I have this problem, a projectile is fired into fluid with a rate of deceleration $a=-0.4v^3$ and in initial velocity $v_0=60$.
We are to find how fast its going after $t=4$ seconds. If one starts with: $a=\frac{dv}{dt}=-.4v^3$, and advance to $dt=\frac{dv}{a}$, we can integrate $$\int_0^tdt=\int_{60}^v\frac{1}{-0.4v^3}$$
Integrating, this produces a correct answer of: $v=0.559$. However, when I set up an even simpler (looking) equation, the problem becomes: $adt=dv$, such that $-0.4v^3dt=dv$. The integral becomes: $$\int_0^t-0.4v^3dt=\int_{60}^vdv$$ solving for this equation produces a different, incorrect answer. What causes this?
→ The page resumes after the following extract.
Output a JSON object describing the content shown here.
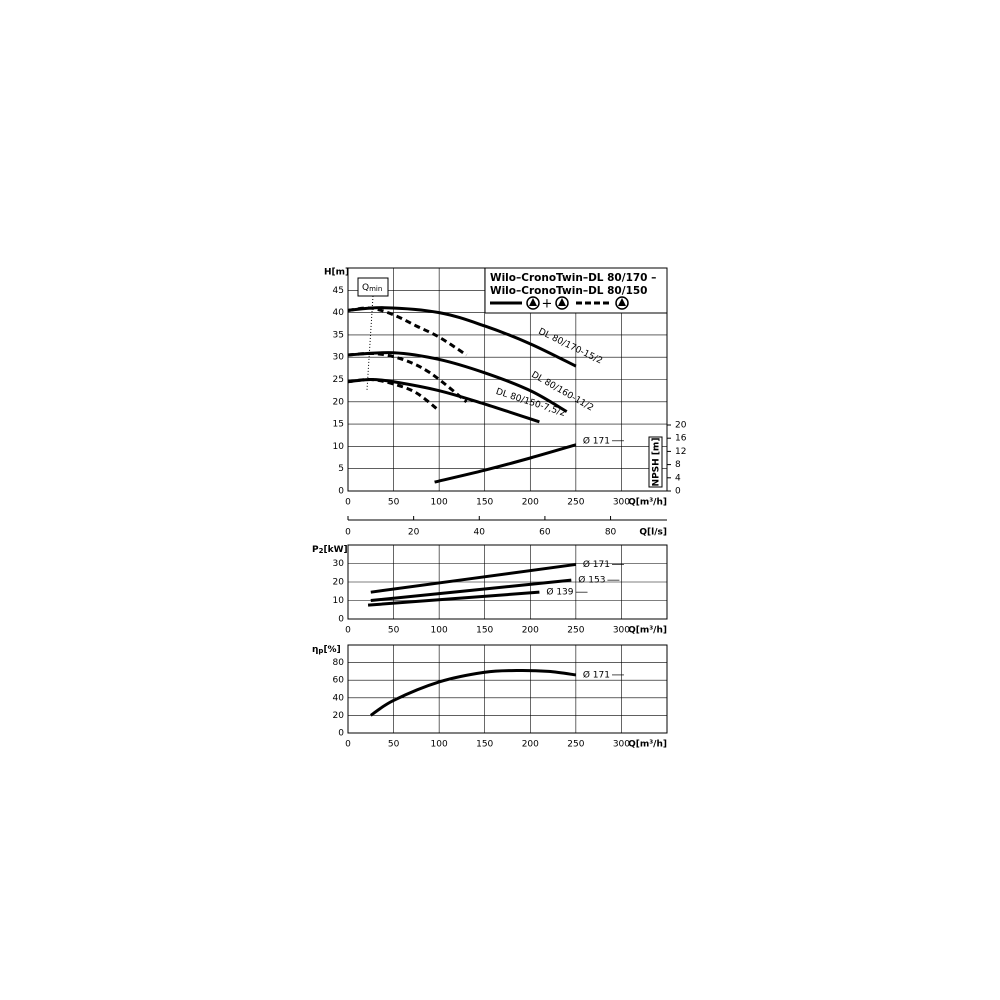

In the second equation you propose you are integrating v^3 in dt on the l.h.s. but you cannot do that since v is an unknown function of the time. You can't just assume it doesn't depend on t. The "correct" expression of what you wrote should be $$\int_0^t -0.4v^3(t)dt=\int_{60}^vdv\ ,$$ but that's simply an involved way to write the differential equation $$\frac{dv(t)}{dt}=-0.4v^3(t)$$ with initial condition $v(0)=60$.